- Citizenship: Botswana
- Education: Swinburne University of Technology
- Occupations: Television and Film Producer
- Notable work: Head Up
- Television: Ntwagolo.

= Thabiso Maretlwaneng =

Motswana television and film producer

Thabiso Maretlwaneng is a Motswana television and film producer. He received an African Achievers Award in 2015.

==Life==
Thabiso Maretlwaneng was a karate champion, and gained a sports scholarship to study at Swinburne University of Technology in Australia. As a student, he produced a feature-length documentary, Head Up, following the journey of young black refugees in Australia trying to break into the country's hip hop industry.
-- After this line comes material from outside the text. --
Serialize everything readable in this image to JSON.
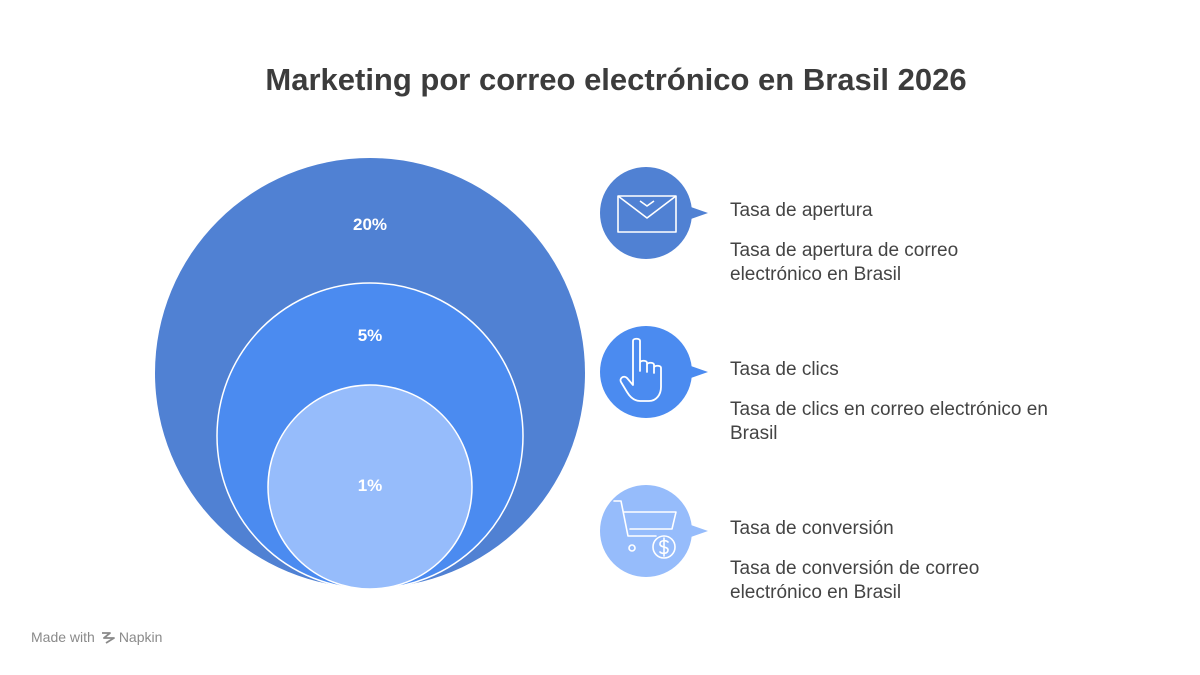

The soundtrack for Head Up won an award at the 2009 New York International Independent Film and Video Festival.

Maretlwaneng's Botswana company Dee-Zone Productions received youth funding from the Botswana Government. It produced Ntwagolo, a 52-episode interactive docudrama looking at the impact of AIDS in Botswana. Pelokgale, a series which started airing in 2014, examined gender-based violence. An entertainment show, Pula Power, also started airing in 2014. In 2016 Dee-Zone Productions was sued over unpaid rentals.

==Filmography==

===Films===
- Head Up. Documentary.

===Television series===
- Ntwagolo. 52-episode drama.
- Pelokgale, 2014. 26-episode drama.